We drove under a very heavy police escort, along suspiciously empty roads to a plush looking building, which turned out to be a glorified officer’s mess, a sort of hotel exclusively for their use. Not much use to us was the fact that it was 2am, we had been on the road without food from 6am and all there was on offer was a little chubby woman in a headscarf handing out boxes with, I swear to God, dry sandwiches with reconstituted ham in them. Perhaps it was her fearful smile that gave it away. The Muslim brotherhood, were hungry, tired, pissed off with disinformation and by now aware that four of the convoy, all good guys, had been turned back at the border and not one of the convoy leaders had stayed behind to help them out. The chubby lady’s claim that it was turkey was the final straw, that and the fact that when we tried to go to a restaurant thousands of police and young soldiers ringed the compound with large plastic truncheons, rifles and submachine guns. This, it was explained, was for our security. I have never felt so secure in all life. In fact with unemployment numbers rising in the UK perhaps the government should consider following the example of these other pro American governments and make the population feel really, really, secure, say by having not one bobby, but ten on every street corner. What a happy, well cared for bunch we would be! And how much more human than CCTV.

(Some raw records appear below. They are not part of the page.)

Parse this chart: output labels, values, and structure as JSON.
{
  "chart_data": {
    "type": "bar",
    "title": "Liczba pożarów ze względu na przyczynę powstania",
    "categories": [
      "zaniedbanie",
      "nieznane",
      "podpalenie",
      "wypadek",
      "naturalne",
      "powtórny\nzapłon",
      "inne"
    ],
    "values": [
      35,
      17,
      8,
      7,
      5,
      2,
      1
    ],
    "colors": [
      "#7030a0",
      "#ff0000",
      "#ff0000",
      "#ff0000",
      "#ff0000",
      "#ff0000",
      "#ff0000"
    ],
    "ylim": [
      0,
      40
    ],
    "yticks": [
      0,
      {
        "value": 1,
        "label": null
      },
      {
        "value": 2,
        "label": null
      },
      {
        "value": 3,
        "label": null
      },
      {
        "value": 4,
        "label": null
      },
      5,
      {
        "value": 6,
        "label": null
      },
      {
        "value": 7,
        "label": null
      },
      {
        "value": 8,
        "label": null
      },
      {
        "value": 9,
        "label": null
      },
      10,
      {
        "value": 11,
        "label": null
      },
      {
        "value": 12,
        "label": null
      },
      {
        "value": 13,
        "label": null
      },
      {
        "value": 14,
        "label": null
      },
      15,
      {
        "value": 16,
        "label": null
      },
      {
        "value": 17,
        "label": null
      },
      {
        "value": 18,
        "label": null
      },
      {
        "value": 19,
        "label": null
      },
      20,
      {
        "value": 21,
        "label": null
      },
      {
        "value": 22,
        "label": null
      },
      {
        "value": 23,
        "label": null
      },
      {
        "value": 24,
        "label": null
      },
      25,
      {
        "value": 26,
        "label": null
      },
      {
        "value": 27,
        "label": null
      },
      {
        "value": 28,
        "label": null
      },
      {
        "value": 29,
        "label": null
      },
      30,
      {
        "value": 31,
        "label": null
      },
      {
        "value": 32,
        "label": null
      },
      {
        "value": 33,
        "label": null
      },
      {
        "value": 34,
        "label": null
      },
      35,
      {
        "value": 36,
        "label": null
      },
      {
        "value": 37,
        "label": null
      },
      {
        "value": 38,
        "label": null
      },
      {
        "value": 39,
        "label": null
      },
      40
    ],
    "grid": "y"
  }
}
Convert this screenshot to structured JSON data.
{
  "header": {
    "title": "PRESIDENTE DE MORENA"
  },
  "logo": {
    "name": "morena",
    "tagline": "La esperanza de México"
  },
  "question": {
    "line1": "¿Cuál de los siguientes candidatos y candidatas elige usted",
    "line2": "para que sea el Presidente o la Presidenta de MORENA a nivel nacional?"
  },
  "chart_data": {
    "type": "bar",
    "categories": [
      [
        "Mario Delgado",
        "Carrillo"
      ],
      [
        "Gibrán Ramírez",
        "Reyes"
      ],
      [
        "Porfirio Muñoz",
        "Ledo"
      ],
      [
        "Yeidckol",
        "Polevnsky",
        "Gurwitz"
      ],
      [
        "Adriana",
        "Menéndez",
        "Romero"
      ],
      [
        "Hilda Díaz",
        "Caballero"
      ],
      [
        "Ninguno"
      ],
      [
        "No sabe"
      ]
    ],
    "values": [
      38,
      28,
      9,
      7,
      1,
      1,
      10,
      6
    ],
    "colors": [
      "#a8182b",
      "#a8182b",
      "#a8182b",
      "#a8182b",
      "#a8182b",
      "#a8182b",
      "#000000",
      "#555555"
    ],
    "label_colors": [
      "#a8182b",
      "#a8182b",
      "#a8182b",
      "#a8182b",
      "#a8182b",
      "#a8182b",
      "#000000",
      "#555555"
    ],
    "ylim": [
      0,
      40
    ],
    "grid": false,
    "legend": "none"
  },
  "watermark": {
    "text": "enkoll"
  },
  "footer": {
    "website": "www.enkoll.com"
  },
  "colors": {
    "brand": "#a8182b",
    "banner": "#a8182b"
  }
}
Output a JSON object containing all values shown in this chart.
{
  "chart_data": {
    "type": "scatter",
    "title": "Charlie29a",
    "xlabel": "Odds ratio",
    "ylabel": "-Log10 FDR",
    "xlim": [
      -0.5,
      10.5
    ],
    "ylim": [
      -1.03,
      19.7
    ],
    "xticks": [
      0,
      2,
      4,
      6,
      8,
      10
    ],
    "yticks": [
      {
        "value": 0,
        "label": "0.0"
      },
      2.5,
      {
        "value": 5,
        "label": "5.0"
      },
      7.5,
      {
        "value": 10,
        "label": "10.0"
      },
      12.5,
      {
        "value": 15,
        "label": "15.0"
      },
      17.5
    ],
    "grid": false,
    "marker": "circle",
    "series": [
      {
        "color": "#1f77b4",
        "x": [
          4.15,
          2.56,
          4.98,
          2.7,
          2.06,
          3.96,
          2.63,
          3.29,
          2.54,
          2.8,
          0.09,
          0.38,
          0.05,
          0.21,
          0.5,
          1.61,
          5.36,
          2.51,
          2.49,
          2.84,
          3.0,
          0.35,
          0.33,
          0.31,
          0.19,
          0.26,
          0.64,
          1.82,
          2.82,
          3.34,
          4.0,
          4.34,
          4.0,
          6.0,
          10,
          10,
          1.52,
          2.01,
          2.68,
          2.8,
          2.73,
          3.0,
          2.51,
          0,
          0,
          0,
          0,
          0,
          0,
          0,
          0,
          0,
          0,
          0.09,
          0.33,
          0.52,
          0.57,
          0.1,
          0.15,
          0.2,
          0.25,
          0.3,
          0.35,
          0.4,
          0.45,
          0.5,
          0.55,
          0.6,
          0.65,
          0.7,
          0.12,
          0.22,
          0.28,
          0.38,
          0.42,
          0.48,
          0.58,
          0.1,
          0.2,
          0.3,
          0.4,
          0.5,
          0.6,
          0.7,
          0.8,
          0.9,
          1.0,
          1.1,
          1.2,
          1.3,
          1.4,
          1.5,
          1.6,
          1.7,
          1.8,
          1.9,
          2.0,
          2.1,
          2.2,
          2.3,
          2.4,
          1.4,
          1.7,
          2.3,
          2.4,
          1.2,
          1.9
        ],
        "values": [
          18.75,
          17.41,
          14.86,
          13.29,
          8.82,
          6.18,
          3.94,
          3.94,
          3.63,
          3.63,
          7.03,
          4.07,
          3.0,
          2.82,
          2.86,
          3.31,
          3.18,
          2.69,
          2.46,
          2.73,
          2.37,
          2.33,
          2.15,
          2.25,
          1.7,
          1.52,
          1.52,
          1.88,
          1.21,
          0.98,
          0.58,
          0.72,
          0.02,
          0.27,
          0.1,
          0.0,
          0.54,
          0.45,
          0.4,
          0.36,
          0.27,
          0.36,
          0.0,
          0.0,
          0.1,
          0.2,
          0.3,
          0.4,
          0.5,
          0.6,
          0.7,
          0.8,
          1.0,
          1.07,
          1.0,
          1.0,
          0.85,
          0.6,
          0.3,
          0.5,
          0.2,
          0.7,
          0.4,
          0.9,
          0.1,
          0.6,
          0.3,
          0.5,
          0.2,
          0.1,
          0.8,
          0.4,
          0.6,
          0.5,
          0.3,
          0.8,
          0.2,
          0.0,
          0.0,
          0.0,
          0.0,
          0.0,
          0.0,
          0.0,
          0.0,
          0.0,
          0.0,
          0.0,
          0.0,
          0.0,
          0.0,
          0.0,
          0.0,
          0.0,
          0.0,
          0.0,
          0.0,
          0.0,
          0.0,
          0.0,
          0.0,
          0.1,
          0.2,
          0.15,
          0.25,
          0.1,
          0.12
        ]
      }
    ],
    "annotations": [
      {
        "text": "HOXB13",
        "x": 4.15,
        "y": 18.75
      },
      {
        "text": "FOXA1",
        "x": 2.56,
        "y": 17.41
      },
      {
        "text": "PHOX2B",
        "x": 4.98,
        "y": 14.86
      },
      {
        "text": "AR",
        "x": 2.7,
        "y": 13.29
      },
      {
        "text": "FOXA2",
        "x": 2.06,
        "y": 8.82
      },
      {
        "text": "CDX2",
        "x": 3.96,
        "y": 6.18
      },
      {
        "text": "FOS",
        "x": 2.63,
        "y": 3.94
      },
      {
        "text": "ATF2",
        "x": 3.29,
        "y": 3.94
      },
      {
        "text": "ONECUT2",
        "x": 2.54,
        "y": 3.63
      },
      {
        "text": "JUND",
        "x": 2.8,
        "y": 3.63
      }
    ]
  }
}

Our blagging skills were sorely tested but we managed to get the head of security to send for a take away for Aki, Sid, John and myself. We are beginning to attract the bemused wonderment of other convoy members for our apparent ability to find hotles when others sleep rough, spare parts, low loaders, shopping trips, press interviews and hot food. Much more of this and they’ll start accusing us of being Mossad agents supplied by Israeli air drops.
Just as we were finishing our meal, about 3.30am about 50 of the convoy arrived having stayed at the border in solidarity with the four detainees. Fireman Sam, a huge Aussie, Arabic speaker of Palestinian descent (so called because he is one of the Fire engine drivers -John has nick names for everyone) had tried to translate and act on the boys behalf, but the Egyptians were having none of it. They arrived furious with the leadership who were nowhere to be seen.